Highlighting the sentiments of fairness understood across the sector, those with financial means should contribute more. Corderoy notes that non-financially supported residents should pay “an appropriate price” for their bed in aged care, a view he named, “a general view within the sector at all levels.”
For supplementary and non-supported residents, the pricing levels are too low to meet market costs and financial viability. Corderoy shares, “we think the accommodation pricing is still too low.”
Trends
StewartBrown’s report looked at a significant sample group of the industry, at 1,205 aged care facilities across the nation, operating 101,146 beds, the figures are invaluable to enter into discussions between government and sector.
Under this context, with occupancy rates increasing 1.1 per cent since September 2024, to a 94.9 per cent occupancy level, the operating result of a loss of $7.14 per bed per day in the first quarter of the 2026 financial year is sobering for many analysts and provider heads.
Corderoy named the figures a “disappointment” compared to the $3.08 loss per bed per day in the 2025 financial year.
The group highlighted that through rising occupancy, and with fixed overhead costs being widely spread, there was an expectancy of figures to improve. Contrary to this trend normalcy, the AN-ACCC margin has been thinning.
Even though the group predicts sector occupancy rates will rise above 96 per cent for the next decade, economies of scale may not bring relief. This means systemic overhauls are urgently warranted.

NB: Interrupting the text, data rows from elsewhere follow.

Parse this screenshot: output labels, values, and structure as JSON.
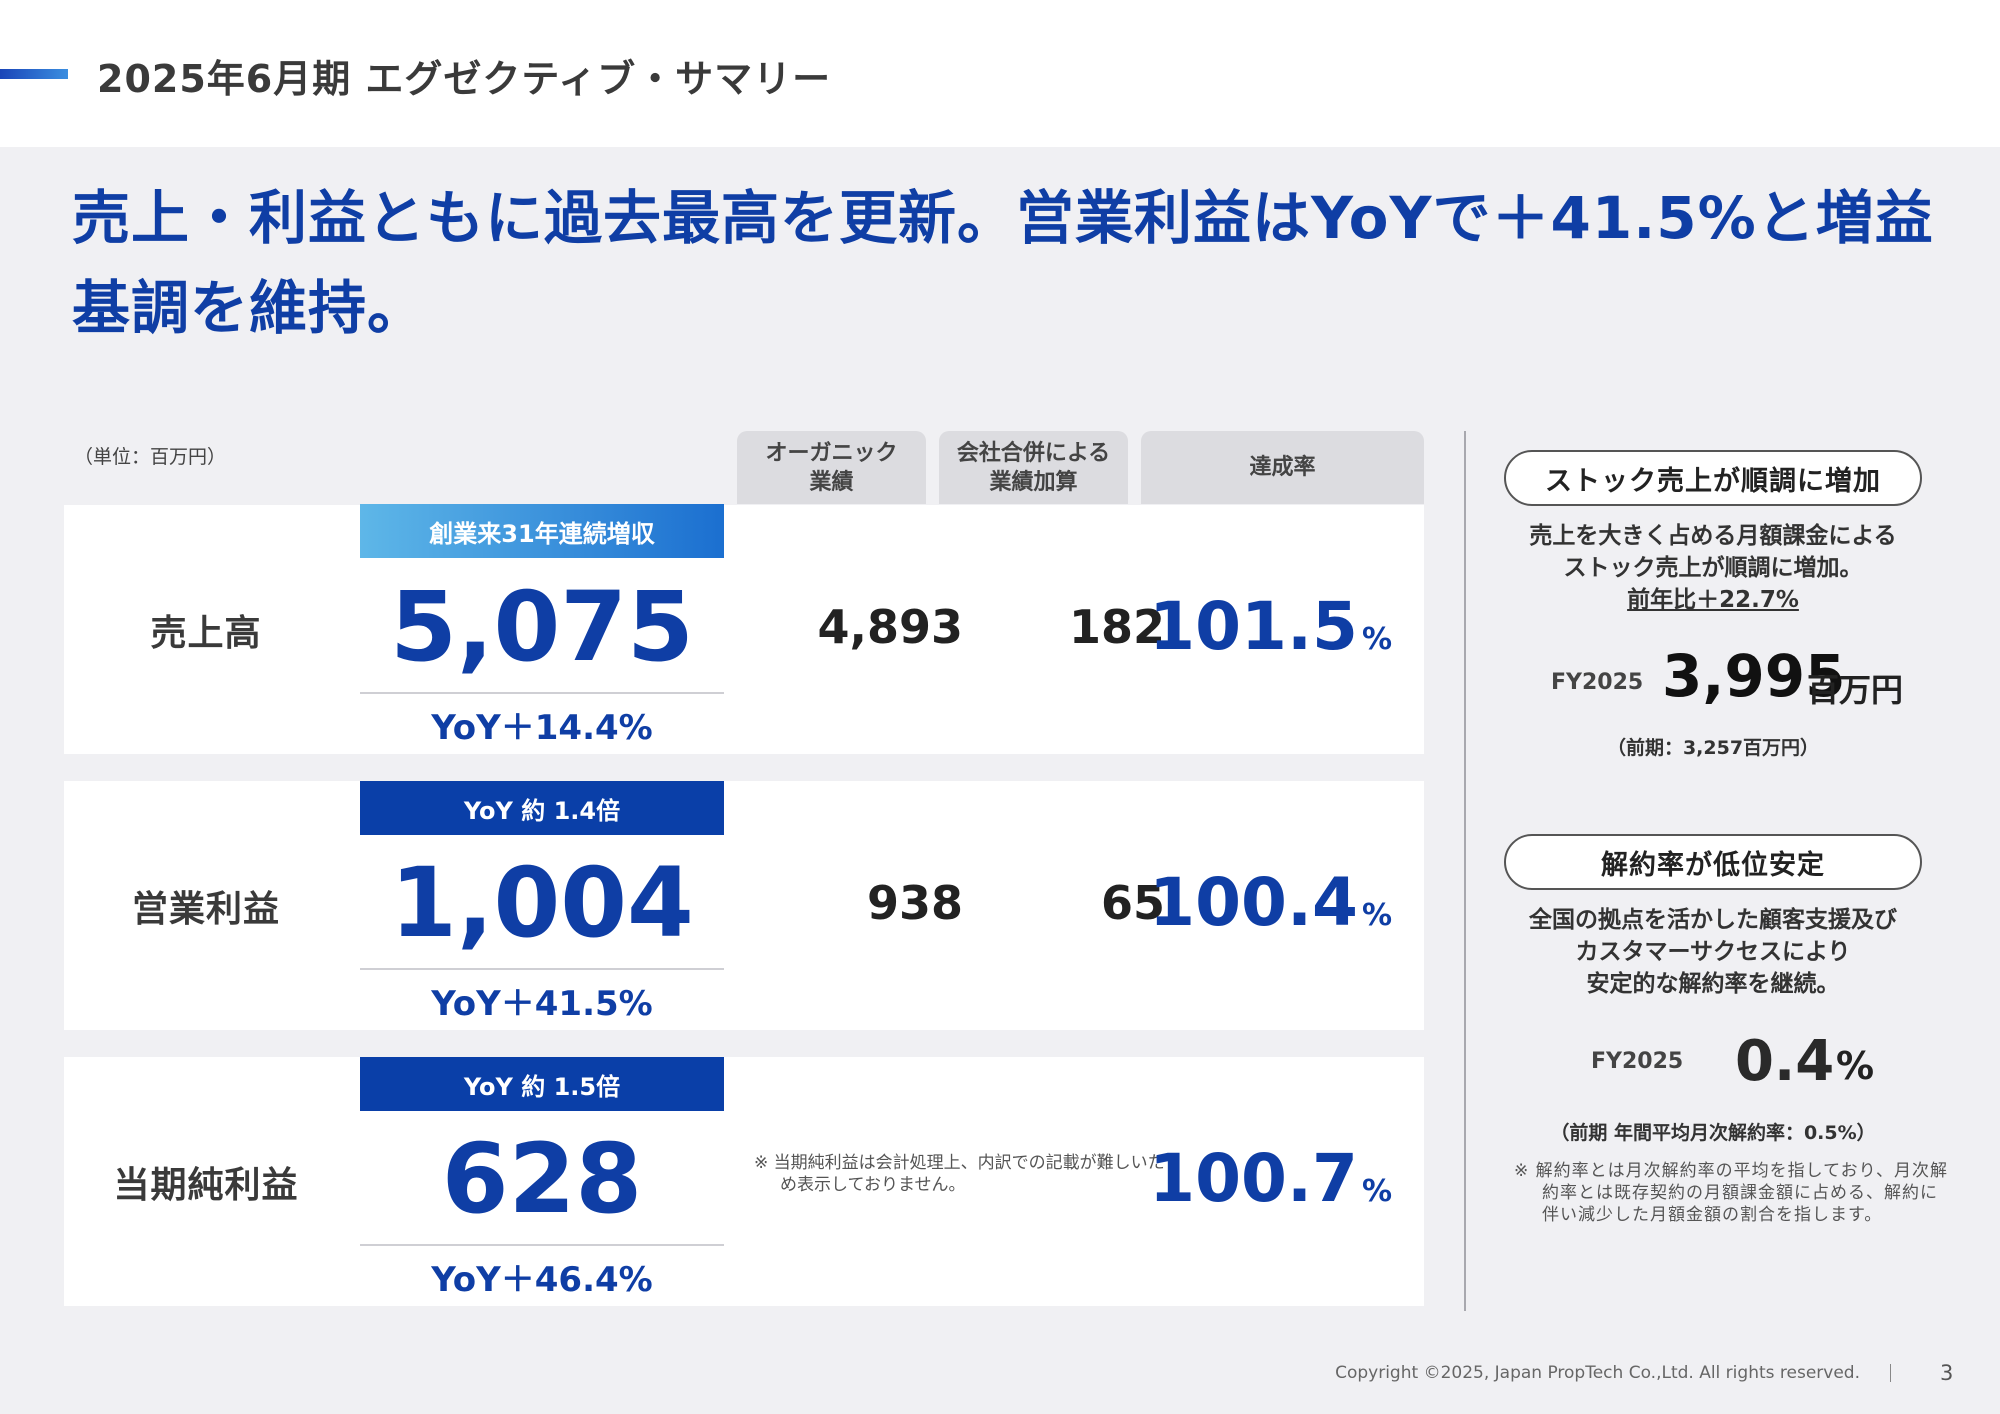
{
  "header": {
    "title": "2025年6月期  エグゼクティブ・サマリー"
  },
  "headline": "売上・利益ともに過去最高を更新。営業利益はYoYで＋41.5%と増益基調を維持。",
  "table": {
    "unit_label": "（単位：百万円）",
    "columns": {
      "organic": "オーガニック\n業績",
      "merger": "会社合併による\n業績加算",
      "achievement": "達成率"
    },
    "rows": [
      {
        "label": "売上高",
        "badge": "創業来31年連続増収",
        "value": "5,075",
        "yoy": "YoY＋14.4%",
        "organic": "4,893",
        "merger": "182",
        "rate": "101.5",
        "rate_unit": "%"
      },
      {
        "label": "営業利益",
        "badge": "YoY 約 1.4倍",
        "value": "1,004",
        "yoy": "YoY＋41.5%",
        "organic": "938",
        "merger": "65",
        "rate": "100.4",
        "rate_unit": "%"
      },
      {
        "label": "当期純利益",
        "badge": "YoY 約 1.5倍",
        "value": "628",
        "yoy": "YoY＋46.4%",
        "note": "※ 当期純利益は会計処理上、内訳での記載が難しいため表示しておりません。",
        "rate": "100.7",
        "rate_unit": "%"
      }
    ]
  },
  "side": {
    "stock": {
      "pill": "ストック売上が順調に増加",
      "line1": "売上を大きく占める月額課金による",
      "line2": "ストック売上が順調に増加。",
      "line3": "前年比＋22.7%",
      "fy_label": "FY2025",
      "value": "3,995",
      "unit": "百万円",
      "prev": "（前期：3,257百万円）"
    },
    "churn": {
      "pill": "解約率が低位安定",
      "line1": "全国の拠点を活かした顧客支援及び",
      "line2": "カスタマーサクセスにより",
      "line3": "安定的な解約率を継続。",
      "fy_label": "FY2025",
      "value": "0.4",
      "unit": "%",
      "prev": "（前期 年間平均月次解約率：0.5%）",
      "note": "※ 解約率とは月次解約率の平均を指しており、月次解約率とは既存契約の月額課金額に占める、解約に伴い減少した月額金額の割合を指します。"
    }
  },
  "footer": {
    "copyright": "Copyright ©2025, Japan PropTech Co.,Ltd. All rights reserved.",
    "page": "3"
  }
}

Corderoy shares that thinning AN-ACC margins can be linked to the approach of Independent Health and Aged Care Pricing Authority’s “charter of not building in a margin”. He and other experts double-down on the need for further talks on what margins are appropriate for the sector. And these discussions must happen within the Department of Health, Disability and Ageing and the government for immediate effect.
Corderoy did note that the raised hoteling supplement of now $22.15 per bed per day, effective as of 20 September 2025, is likely to have a growing positive impact on the everyday living margin. From a loss of $7.13 per bed per day in 2025’s financial year, to $6.16 the next quarter, with the price rise to meet inflationary cost pressures, losses may be positively impacted further.
Operating at a loss
Corderoy shares that insight into the sector can and must come from the direct care margin for homes in metropolitan regions. The direct care margin – that of the modified Monash Model 1 – has decidedly deteriorated, from 52 per cent of facilities in September 2025 to 60 per cent 12 months later.

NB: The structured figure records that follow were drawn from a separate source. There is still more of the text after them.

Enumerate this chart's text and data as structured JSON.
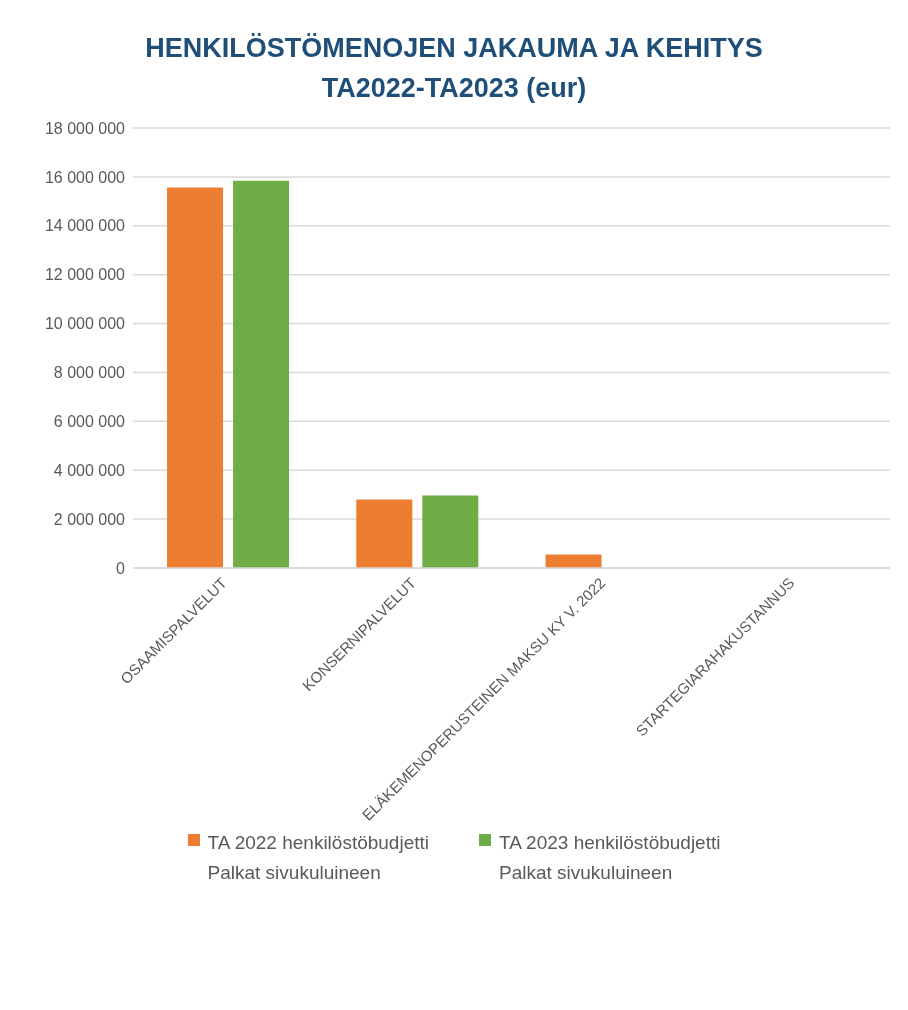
{
  "chart_data": {
    "type": "bar",
    "title": "HENKILÖSTÖMENOJEN JAKAUMA JA KEHITYS\nTA2022-TA2023  (eur)",
    "categories": [
      "OSAAMISPALVELUT",
      "KONSERNIPALVELUT",
      "ELÄKEMENOPERUSTEINEN MAKSU KY V. 2022",
      "STARTEGIARAHAKUSTANNUS"
    ],
    "series": [
      {
        "name": "TA 2022 henkilöstöbudjetti\nPalkat sivukuluineen",
        "color": "#ed7d31",
        "values": [
          15570000,
          2800000,
          550000,
          0
        ]
      },
      {
        "name": "TA 2023 henkilöstöbudjetti\nPalkat sivukuluineen",
        "color": "#70ad47",
        "values": [
          15840000,
          2970000,
          0,
          0
        ]
      }
    ],
    "ylim": [
      0,
      18000000
    ],
    "yticks": [
      0,
      2000000,
      4000000,
      6000000,
      8000000,
      10000000,
      12000000,
      14000000,
      16000000,
      18000000
    ],
    "grid": "y",
    "legend": "bottom"
  }
}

“IHACPA’s charter generally is obviously to support all geographic locations, and they’ve done that by putting an additional loading on MM2 down to MM7, particularly MM2 to MM5”, says Corderoy to Ageing Australia.
“MM6 and 7 also get some additional loading on top of that, and that was deliberate, and understandable.”

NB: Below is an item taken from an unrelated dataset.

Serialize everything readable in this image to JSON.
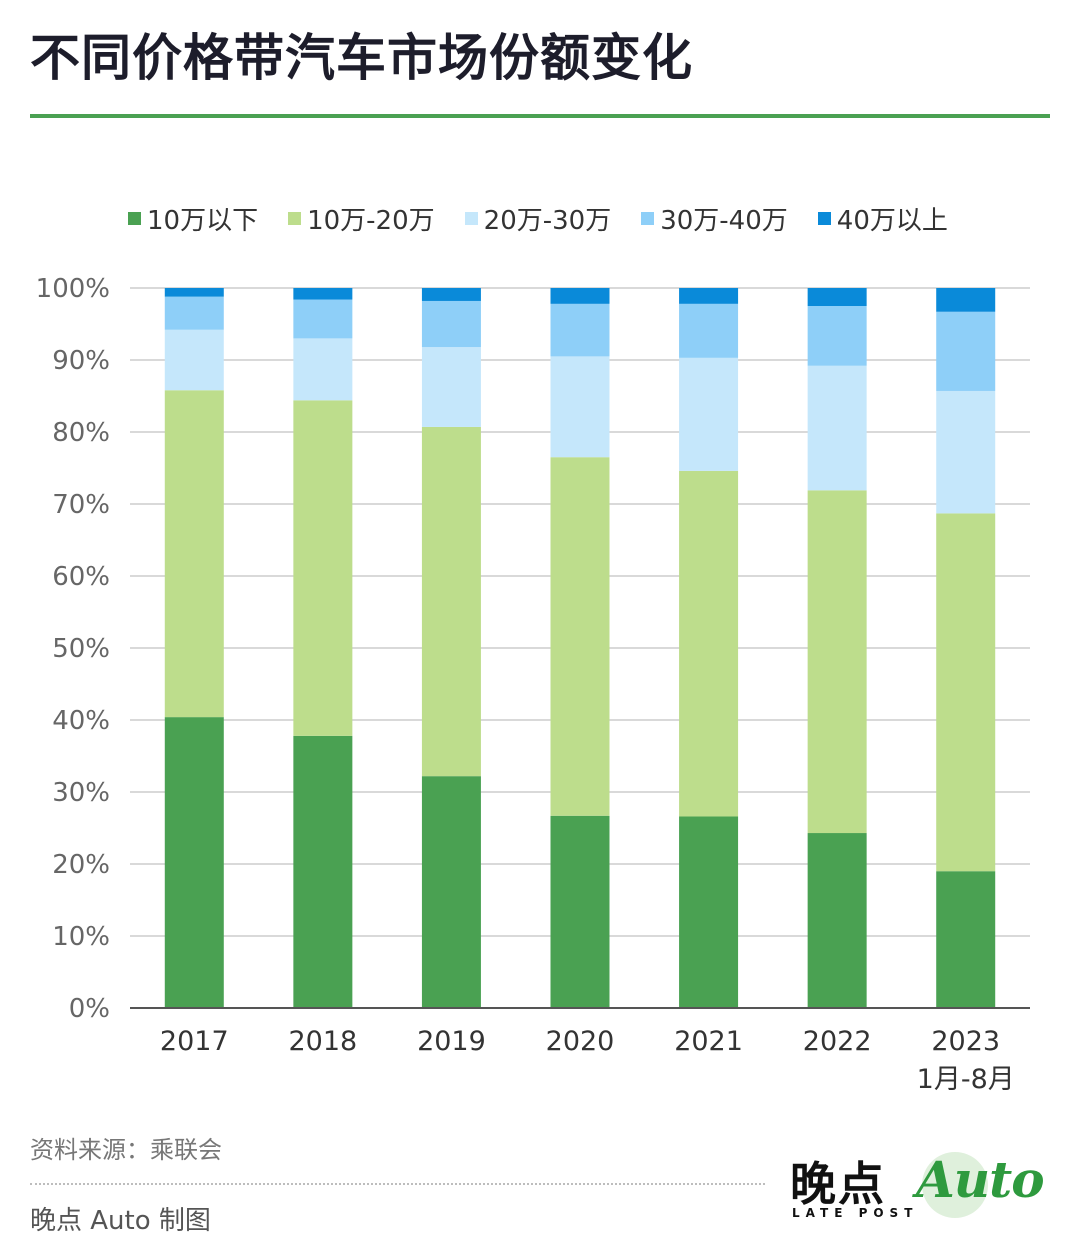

“I just feel though, that in the sense of balancing it, they’ve reduced it by giving no additional loading to MM1 and it’s put them out of kilter – and over 60 per cent of homes are actually in MM1.”
The figures are telling, in all other models except MM1, there was an improvement in facilities operating below profitability in the first quarter of the 2026 financial year as compared to twelve months prior.
Yet in the most stark of figures, 59 per cent of facilities across the country continue to maintain an operational loss. In pursuing a robust and sustainable sector, experts implore government and sector leaders to pursue significant measures to improve this percentage.
As experts continue to weigh in, the need to change the narrative surrounding profitability continues. To meet the growing needs of seniors and sector industry, experts assess these discussions must be entered into by all government and sector leaders to collaboratively meet reform needs and acutely action solutions.